ЮХАНАНОВ: Второе явление связано буквально с последним годом. Если клинически определять прошлые годы шизофренией, то теперь у нас — паранойя. Мои зрители — смесь из параноиков и шизофреников, и я должен с ними очень адекватно работать. Источником паранойи является деза — понятие, которое я хочу ввести в социокультурный обиход просвещенных друзей по поколению. В 1960-е было предметное понятие докса — то, что можно назвать расхожим мнением, опирающимся на здравый смысл. С ним и боролись художники, и питались им. Докса была неким фундаментом, отталкиваясь от которого, приближаясь или апеллируя к нему, созревал постмодернизм.
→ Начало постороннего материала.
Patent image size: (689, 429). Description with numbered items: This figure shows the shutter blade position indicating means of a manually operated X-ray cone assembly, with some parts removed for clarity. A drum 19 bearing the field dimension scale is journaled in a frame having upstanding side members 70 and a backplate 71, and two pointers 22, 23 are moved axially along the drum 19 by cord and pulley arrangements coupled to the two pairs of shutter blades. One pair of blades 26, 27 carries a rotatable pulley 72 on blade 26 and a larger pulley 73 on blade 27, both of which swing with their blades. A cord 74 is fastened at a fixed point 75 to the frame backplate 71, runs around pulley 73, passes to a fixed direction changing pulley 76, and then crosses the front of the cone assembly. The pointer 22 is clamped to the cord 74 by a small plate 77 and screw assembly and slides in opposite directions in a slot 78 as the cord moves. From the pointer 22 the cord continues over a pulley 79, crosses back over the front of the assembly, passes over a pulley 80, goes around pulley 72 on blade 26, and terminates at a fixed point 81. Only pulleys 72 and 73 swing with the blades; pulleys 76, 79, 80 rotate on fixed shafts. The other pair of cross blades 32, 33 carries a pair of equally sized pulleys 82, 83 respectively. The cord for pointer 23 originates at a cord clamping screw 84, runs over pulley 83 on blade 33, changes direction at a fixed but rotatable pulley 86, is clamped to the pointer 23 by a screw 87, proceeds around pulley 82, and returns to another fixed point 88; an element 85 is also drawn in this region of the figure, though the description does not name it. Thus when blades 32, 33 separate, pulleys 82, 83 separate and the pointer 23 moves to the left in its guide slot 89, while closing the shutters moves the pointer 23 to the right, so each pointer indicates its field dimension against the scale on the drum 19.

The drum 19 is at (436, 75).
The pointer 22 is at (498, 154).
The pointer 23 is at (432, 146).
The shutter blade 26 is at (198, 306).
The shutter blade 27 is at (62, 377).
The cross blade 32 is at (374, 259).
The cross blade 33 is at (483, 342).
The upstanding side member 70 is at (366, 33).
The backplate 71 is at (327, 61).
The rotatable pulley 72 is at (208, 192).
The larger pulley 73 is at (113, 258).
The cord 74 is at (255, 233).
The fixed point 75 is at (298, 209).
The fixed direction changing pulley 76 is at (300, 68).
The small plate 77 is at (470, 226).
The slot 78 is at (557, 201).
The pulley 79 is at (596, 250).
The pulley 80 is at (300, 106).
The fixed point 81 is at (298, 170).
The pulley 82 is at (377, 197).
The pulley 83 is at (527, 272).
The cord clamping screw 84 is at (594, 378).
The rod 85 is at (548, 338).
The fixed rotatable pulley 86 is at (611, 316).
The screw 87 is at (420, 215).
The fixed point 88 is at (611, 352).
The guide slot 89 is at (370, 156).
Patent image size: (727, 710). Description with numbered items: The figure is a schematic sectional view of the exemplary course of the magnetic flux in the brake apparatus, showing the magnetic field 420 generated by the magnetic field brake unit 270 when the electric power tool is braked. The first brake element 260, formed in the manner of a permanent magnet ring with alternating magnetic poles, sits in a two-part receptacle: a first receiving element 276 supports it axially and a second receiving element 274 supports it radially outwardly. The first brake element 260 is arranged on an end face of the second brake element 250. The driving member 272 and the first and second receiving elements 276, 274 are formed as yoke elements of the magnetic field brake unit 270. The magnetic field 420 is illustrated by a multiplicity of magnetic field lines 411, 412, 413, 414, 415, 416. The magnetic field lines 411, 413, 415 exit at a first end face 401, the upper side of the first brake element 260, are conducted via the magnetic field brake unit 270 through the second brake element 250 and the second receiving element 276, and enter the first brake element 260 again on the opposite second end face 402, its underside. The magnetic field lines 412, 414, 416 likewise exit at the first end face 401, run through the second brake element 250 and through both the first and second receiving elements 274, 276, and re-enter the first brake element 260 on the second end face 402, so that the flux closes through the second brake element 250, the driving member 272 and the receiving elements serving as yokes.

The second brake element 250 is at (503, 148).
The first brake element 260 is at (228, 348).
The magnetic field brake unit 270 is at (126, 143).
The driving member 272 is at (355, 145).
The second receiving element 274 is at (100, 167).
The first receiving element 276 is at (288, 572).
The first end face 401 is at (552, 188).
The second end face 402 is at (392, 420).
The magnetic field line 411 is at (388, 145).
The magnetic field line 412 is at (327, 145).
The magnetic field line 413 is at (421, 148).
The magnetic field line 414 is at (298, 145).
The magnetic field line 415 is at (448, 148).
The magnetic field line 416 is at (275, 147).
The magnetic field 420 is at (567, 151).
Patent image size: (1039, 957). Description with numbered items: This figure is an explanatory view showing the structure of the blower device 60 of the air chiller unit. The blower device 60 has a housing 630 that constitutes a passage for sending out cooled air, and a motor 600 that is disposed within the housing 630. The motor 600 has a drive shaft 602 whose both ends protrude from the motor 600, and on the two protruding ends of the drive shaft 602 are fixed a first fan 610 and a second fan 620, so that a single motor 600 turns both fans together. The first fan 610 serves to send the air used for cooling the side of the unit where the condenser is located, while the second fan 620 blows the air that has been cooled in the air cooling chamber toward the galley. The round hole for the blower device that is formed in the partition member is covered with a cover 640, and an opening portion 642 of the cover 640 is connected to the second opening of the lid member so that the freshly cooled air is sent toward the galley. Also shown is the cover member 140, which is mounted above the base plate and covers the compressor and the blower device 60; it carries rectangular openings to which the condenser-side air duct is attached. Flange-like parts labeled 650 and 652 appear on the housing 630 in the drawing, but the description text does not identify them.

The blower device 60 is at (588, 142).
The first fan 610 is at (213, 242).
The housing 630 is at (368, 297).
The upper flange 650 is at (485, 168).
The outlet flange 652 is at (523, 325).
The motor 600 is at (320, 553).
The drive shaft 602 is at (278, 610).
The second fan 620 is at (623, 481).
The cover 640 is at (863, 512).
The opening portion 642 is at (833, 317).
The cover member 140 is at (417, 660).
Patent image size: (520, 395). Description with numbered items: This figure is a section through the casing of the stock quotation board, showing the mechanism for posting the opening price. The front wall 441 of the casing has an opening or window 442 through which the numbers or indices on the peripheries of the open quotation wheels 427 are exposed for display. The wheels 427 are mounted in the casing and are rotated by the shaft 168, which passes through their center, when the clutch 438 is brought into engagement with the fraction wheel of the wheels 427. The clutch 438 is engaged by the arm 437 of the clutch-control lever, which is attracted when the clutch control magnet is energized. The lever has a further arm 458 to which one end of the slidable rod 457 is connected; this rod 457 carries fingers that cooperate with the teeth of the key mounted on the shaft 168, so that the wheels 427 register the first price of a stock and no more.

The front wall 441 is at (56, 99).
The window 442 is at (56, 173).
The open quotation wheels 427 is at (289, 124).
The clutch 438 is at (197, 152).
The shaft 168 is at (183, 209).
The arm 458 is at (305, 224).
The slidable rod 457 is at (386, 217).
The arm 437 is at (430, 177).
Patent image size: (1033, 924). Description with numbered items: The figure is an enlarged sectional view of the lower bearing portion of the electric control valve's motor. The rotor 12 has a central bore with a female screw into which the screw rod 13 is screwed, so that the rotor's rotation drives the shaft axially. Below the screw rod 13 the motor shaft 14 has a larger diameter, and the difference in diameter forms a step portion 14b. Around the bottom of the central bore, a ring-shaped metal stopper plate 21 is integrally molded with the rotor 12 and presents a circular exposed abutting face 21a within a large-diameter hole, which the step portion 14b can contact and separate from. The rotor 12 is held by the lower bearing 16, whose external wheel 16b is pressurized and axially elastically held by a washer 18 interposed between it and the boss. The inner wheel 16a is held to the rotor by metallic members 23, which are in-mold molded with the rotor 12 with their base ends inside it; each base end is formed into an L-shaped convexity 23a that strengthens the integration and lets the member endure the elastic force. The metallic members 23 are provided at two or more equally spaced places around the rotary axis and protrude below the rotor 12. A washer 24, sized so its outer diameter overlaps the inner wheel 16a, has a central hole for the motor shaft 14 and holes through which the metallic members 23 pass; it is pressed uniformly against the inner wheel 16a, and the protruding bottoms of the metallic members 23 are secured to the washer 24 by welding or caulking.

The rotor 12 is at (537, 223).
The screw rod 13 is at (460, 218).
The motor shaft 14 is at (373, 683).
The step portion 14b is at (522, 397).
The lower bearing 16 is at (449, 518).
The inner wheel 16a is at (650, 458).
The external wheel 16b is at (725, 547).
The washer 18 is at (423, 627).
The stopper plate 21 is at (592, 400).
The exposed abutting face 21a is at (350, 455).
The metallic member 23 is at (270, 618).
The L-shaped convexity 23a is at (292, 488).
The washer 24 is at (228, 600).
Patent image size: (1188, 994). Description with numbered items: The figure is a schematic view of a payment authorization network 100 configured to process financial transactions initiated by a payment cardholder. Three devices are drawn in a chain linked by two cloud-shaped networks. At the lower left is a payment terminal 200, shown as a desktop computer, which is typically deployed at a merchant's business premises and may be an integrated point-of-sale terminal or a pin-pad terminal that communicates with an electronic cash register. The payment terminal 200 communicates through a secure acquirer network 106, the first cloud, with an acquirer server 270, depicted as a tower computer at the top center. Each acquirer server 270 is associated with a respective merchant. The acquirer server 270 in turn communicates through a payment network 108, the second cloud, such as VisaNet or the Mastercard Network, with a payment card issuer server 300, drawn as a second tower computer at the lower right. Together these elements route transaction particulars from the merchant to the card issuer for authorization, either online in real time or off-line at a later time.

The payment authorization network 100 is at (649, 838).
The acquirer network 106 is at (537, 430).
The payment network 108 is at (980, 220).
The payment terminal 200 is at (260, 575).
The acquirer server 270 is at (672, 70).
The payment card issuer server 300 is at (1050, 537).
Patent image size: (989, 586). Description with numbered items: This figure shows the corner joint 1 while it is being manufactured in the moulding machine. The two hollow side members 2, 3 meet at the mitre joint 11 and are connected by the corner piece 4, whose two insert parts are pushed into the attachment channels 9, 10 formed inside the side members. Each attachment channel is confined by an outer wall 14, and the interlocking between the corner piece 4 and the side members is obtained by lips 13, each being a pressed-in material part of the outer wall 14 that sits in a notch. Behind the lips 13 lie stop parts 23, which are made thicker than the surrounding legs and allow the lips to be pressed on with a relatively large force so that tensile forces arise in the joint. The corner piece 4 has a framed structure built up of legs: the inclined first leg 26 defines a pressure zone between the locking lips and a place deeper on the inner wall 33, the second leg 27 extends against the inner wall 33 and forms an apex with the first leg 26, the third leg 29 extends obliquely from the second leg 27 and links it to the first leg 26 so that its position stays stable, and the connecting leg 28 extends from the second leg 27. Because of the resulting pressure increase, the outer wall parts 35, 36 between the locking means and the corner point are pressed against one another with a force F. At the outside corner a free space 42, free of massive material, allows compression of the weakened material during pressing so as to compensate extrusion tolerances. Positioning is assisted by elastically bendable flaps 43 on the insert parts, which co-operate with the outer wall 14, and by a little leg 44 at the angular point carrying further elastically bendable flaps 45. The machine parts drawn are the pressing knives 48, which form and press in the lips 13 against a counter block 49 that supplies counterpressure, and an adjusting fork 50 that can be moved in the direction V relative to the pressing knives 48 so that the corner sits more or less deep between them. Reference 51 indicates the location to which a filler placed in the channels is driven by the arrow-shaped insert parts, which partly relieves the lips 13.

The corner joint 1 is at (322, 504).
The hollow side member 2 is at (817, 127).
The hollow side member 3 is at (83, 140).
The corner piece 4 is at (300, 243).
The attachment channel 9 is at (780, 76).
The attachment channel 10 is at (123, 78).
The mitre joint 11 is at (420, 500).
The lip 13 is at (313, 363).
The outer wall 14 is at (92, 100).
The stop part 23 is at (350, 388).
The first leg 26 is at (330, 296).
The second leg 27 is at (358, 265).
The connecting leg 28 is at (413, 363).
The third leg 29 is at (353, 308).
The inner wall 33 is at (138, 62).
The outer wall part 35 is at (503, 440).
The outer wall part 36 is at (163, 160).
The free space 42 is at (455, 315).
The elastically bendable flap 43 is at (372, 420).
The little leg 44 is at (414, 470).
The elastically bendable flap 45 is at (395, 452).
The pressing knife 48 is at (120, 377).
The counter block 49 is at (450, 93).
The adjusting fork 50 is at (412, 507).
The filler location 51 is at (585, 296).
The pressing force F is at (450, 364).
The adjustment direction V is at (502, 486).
Но докса не стояла на месте. Теперь докса стала дезой. Но это не просто ложь. Ложь — понятие метафизическое, вбирающее в себя кучу оттенков серого. Деза — территория продуктивных действий. Она фокусируется на создании сообщения, которому ни в коем случае нельзя верить.

Это зверь или механизм, пожирающий коммуникативную систему, в которой мы все выросли и на которую сегодня опираются социум и культура. И мы должны видеть, как этот паук, пожиратель коммуникаций, оставляет за собой новые системы коммуникаций, работать с которыми пока никто не умеет. Это и есть первая серьезная основа для паранойи. Поскольку в роли темпорального эмигранта оказывается уже весь мир. Теперь нет молодого человека, выросшего в этой новой системе, который объяснит старшим, как жить. Вместе с системой коммуникации разрушается система самоидентификации. И что там народится внутри общества, внутри одного человека, кто вылезет наружу? Кто будет вот этим паучком новых коммуникаций? Никто не знает. Новый зритель приходит, не различая себя. И ждет, что театр поможет ему. Сократ называл философа повивальной бабкой, так вот теперь эта бабка — театр. И у электротеатра новая функция — помочь заново родиться обществу и человеку.

ЕВЗОВИЧ: Потрясающе! Я аплодирую и заканчиваю: в этой комнате только что был создан целый мир.